If you click on any of the pictures credited to Renae Rude, you can see what notes I added. In this case, I was lucky – the tombstone was almost completely illegible, so I fulfilled the request with what I THOUGHT was likely Joseph’s grave. Because she had seen it years ago, she was able to confirm we’d found the right one.


I don’t suppose locating and photographing lost graves will always be that easy and fast, but it was a perfect introduction to my new reason to spend inordinate amounts of time prowling graveyards.


Of course I checked Find A Grave for additional information about Frances and Little One. There isn’t much. Someone uploaded a photograph of the main stone and transcribed the inscription. Whoever did it doesn’t appear to be a family member, but rather a person who was cataloging the whole graveyard. I added my photo of the small foot stone to the listing.

I googled Frances’ name, to see if I could find an obituary, but nothing popped up. My next stop will have to be the microfiche at the local historical society. I’d like to find more information about her, so that I can add it to her online grave site listing.



There is a wealth of information available at The Association for Gravestone Studies.  I encourage you to explore the site thoroughly when you have time.

If you’re feeling inspired to get up and out the door NOW, I’ve cherry-picked some important and/or fun info for you:

1) It is NOT okay to do gravestone rubbing willie-nillie.  If this is something you’d like to try, start by reading the guidelines here:

2) The symbols carved on tombstones, and the design of the headstones themselves, often have cultural meaning. (Though we can never be CERTAIN of why any survivor wanted a grave to appear a certain way.) For printable (PDF) guides to some common symbolism, click on either or both of the following links, which are provided by The Association for Graveyard Studies.

BONUS: My favorite graveyard song. (I also think of it as sort of my theme song.)




21 Comments on “Graveyards, churchyards and cemeteries: spending an afternoon with the dead.”

  1. Pooka says:

    I think it’s safe to say that this particular blog post is a bit of a journey.

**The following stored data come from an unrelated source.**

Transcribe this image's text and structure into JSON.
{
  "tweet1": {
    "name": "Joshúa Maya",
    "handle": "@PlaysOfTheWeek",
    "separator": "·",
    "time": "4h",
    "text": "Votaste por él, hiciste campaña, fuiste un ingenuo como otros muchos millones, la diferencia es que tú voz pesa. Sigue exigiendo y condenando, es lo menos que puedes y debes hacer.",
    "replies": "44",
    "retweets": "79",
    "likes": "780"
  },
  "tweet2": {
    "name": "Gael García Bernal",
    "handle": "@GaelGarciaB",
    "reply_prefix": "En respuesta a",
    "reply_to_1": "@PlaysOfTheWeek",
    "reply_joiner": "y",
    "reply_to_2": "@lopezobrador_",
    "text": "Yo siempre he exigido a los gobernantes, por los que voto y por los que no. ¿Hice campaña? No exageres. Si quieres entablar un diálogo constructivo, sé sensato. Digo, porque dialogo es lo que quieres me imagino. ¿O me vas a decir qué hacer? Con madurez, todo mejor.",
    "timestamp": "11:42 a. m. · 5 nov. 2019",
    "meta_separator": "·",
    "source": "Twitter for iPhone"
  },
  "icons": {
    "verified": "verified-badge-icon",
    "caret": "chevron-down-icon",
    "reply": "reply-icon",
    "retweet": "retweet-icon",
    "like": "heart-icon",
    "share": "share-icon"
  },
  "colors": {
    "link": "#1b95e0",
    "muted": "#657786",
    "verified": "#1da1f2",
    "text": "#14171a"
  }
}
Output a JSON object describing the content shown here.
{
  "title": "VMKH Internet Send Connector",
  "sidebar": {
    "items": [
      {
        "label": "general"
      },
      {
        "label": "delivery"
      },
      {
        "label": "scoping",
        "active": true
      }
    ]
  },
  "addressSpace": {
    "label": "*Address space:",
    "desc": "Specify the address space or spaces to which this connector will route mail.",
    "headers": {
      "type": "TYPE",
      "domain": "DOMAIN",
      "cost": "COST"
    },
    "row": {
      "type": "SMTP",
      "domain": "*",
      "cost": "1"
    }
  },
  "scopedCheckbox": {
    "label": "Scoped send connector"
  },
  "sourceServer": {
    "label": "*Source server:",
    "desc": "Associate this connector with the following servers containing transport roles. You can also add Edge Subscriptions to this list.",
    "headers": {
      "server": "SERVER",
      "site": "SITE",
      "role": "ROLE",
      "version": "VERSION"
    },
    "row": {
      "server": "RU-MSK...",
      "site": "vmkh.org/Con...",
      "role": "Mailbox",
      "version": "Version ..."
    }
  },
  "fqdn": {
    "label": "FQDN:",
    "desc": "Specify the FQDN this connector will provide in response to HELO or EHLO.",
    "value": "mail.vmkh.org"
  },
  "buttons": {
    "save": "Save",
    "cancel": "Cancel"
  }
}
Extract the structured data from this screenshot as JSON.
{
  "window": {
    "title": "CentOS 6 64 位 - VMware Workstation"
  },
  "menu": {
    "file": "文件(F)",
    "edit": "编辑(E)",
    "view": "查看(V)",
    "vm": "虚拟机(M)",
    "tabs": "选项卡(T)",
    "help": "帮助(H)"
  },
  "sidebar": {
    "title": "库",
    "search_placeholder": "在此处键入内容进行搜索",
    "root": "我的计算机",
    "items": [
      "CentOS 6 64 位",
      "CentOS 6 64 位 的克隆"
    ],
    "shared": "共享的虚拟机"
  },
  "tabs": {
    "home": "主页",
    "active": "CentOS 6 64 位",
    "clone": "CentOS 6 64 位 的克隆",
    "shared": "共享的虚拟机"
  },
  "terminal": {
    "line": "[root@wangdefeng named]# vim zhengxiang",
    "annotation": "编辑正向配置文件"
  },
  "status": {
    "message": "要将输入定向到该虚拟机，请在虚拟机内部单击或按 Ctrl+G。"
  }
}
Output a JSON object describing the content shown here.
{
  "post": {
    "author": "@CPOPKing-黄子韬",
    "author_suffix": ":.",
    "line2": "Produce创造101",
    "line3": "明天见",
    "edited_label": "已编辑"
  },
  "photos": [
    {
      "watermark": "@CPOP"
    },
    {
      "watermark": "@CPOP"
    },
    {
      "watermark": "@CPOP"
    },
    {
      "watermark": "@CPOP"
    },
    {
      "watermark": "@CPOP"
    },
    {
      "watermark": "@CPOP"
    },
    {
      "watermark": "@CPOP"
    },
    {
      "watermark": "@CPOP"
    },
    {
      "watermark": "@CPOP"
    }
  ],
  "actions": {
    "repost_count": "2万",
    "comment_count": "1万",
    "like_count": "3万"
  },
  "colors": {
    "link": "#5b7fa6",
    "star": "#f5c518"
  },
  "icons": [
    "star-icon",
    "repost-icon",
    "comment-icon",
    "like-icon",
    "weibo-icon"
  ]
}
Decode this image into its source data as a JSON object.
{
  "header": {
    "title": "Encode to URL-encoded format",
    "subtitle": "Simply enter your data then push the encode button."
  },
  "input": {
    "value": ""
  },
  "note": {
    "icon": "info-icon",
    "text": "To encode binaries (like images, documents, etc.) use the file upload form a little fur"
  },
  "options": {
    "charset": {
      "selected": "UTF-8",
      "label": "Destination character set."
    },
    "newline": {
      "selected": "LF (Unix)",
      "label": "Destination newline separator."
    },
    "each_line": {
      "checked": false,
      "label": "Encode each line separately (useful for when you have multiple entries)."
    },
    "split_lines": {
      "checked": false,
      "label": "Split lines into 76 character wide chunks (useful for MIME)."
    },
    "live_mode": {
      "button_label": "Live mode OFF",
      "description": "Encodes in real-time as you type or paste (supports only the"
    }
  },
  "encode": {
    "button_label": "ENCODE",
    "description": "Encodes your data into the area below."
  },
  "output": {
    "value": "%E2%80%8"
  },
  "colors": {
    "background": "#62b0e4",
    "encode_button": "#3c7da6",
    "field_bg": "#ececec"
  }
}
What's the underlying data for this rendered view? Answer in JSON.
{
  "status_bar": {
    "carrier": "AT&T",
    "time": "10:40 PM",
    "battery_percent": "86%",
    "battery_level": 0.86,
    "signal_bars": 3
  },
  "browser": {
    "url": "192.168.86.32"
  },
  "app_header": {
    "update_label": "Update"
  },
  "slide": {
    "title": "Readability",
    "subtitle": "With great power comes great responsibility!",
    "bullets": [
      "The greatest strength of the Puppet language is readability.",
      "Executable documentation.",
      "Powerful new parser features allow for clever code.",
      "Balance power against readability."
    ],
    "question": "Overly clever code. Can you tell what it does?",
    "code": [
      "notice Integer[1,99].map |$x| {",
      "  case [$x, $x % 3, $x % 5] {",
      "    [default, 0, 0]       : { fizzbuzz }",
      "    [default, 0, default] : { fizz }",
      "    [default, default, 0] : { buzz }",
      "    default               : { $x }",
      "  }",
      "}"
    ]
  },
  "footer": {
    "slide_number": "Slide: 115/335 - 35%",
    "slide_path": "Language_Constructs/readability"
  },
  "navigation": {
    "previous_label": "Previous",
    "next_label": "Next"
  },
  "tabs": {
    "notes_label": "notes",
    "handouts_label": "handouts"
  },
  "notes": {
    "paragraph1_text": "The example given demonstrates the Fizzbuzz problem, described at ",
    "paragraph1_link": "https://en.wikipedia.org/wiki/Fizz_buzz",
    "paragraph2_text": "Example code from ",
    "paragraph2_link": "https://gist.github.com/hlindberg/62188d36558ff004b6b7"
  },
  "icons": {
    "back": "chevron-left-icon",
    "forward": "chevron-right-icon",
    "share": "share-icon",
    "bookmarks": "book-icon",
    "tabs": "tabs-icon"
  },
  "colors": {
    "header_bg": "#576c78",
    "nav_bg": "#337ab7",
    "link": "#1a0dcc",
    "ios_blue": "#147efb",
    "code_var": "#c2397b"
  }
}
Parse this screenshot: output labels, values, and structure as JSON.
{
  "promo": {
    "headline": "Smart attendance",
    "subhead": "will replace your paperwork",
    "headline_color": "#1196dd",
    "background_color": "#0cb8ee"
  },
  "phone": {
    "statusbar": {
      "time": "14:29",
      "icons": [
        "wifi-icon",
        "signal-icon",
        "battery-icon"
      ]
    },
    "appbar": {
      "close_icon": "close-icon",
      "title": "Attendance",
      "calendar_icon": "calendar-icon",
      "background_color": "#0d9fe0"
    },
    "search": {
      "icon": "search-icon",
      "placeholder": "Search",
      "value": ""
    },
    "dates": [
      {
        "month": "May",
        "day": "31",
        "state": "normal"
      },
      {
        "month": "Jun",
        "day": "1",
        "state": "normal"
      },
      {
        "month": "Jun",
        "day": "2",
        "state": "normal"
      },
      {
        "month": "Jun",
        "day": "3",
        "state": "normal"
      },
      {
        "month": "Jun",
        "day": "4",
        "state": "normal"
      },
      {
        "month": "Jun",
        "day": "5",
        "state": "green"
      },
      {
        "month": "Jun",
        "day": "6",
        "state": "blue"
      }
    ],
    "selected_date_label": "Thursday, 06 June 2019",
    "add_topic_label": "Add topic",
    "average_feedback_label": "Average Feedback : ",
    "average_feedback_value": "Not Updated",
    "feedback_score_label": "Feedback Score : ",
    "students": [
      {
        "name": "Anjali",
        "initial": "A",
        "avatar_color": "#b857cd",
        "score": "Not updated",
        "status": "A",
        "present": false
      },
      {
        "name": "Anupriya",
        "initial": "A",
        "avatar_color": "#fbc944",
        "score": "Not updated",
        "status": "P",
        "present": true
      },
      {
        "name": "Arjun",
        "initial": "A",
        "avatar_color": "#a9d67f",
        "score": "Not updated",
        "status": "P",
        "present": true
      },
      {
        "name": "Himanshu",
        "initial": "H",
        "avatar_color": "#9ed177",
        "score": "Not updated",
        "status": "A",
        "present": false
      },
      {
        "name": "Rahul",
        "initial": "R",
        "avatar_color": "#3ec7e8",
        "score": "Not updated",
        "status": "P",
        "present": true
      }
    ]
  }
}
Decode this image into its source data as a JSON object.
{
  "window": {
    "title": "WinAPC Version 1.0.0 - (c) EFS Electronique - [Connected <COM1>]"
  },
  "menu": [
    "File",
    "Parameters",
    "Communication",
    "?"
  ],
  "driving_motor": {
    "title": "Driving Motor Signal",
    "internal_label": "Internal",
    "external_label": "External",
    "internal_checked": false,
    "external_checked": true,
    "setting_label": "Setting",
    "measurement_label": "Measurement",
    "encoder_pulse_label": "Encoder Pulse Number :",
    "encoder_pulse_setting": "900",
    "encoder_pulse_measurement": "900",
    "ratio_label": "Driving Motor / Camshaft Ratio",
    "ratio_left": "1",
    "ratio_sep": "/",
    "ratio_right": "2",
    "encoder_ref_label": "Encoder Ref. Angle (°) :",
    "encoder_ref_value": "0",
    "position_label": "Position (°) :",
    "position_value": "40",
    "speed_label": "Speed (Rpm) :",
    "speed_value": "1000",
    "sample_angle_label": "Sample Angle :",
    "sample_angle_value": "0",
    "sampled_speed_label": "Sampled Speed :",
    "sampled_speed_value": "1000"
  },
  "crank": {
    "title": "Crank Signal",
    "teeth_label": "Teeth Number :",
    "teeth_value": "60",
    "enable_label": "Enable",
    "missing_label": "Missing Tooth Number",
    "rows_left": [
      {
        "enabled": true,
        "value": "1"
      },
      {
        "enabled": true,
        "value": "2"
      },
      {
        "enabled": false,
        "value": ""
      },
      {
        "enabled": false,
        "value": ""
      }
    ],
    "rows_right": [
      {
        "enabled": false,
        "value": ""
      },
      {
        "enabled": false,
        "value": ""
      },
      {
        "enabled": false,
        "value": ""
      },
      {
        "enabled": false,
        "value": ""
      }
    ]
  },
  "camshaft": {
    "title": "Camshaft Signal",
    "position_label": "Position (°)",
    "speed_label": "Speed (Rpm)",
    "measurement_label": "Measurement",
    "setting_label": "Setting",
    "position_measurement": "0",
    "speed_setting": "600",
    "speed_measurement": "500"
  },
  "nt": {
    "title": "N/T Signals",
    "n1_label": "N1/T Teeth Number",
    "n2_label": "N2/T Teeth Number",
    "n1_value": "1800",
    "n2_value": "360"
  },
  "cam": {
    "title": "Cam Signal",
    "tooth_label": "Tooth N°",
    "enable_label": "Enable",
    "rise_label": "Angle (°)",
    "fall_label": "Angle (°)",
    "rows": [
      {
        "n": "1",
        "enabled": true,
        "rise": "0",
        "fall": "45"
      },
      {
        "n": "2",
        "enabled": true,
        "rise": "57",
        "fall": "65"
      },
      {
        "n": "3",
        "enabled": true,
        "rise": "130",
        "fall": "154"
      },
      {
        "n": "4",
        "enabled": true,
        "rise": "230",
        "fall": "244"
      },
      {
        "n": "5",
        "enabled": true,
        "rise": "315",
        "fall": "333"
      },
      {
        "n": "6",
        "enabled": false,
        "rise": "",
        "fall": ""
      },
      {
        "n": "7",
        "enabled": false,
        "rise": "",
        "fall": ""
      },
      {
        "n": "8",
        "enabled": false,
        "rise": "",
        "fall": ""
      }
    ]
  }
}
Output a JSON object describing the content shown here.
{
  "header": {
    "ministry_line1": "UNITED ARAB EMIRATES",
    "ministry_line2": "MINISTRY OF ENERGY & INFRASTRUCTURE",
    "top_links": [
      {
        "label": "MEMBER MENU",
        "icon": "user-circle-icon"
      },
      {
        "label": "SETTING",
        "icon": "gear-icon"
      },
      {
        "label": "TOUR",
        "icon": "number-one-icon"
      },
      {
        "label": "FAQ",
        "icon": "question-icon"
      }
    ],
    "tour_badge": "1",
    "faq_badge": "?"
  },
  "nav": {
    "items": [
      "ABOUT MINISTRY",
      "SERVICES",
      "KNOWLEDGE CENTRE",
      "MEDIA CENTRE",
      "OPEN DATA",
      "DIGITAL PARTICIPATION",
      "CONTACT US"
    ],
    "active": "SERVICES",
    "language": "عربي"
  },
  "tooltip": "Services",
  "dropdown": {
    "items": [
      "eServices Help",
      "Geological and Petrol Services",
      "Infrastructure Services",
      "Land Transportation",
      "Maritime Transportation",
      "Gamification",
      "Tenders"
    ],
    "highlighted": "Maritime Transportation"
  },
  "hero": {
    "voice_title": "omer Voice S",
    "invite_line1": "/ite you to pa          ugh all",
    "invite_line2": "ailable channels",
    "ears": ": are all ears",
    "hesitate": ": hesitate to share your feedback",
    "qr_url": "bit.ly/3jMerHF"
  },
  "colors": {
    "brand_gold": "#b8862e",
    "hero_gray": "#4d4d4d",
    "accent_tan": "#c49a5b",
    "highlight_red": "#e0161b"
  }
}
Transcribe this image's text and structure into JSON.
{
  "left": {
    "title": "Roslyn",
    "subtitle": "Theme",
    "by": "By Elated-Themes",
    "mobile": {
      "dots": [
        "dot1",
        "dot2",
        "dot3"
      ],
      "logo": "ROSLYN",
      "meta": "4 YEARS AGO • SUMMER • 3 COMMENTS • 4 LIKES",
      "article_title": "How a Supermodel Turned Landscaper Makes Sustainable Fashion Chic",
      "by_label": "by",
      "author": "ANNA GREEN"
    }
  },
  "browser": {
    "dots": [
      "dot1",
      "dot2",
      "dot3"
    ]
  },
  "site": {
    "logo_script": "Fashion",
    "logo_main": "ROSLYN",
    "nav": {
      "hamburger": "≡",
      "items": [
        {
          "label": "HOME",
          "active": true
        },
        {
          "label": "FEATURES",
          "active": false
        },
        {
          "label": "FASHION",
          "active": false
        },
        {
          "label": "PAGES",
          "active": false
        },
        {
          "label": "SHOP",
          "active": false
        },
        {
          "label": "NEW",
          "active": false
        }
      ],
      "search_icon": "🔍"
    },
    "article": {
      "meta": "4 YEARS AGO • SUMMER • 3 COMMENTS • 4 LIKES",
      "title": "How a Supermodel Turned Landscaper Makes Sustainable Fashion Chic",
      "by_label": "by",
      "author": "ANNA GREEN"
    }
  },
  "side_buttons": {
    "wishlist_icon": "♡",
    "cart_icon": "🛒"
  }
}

Best taken in order and as a whole, no rushing! Many things stand out, but one of the highlights was finding your father’s grave via that grave finder website. Very cool.

  2. angryscholar says:

    I used Findagrave a lot for a project I was working on in the archaeology lab at my university. If you combine it with, it’s stunning (and kind of scary) how much you can find out. Scarier still to think that we’ll all be in those databases one day (if we aren’t already).

    • I experienced that same sense of creepy wonder about just how much info is out there.

      Is only useful if you have a paid account? I plan to go after it someday, when I’m not so embroiled in the fiction and blog writing … I suspect it could consume hundreds of hours.

  3. Patrick says:

    Amazing post! I’ve always wondered why sites like this didn’t exist. So many people in the world just don’t get the beauty and fascination with an old grave yard… or any cemetery for that matter. I saw the first part of this post early this morning and have since chosen my old cemetery near me and this weekend will adopt a couple of headstones. Thank you for the great post! Hope you have a great trip!!

    • Yeah, I was just so pleased to find it – especially the ‘request a grave site photo’ part of the site. It adds an entirely new dimension to graveyard time. I really like the feeling that I’m contributing in a concrete way to someone’s genealogy project.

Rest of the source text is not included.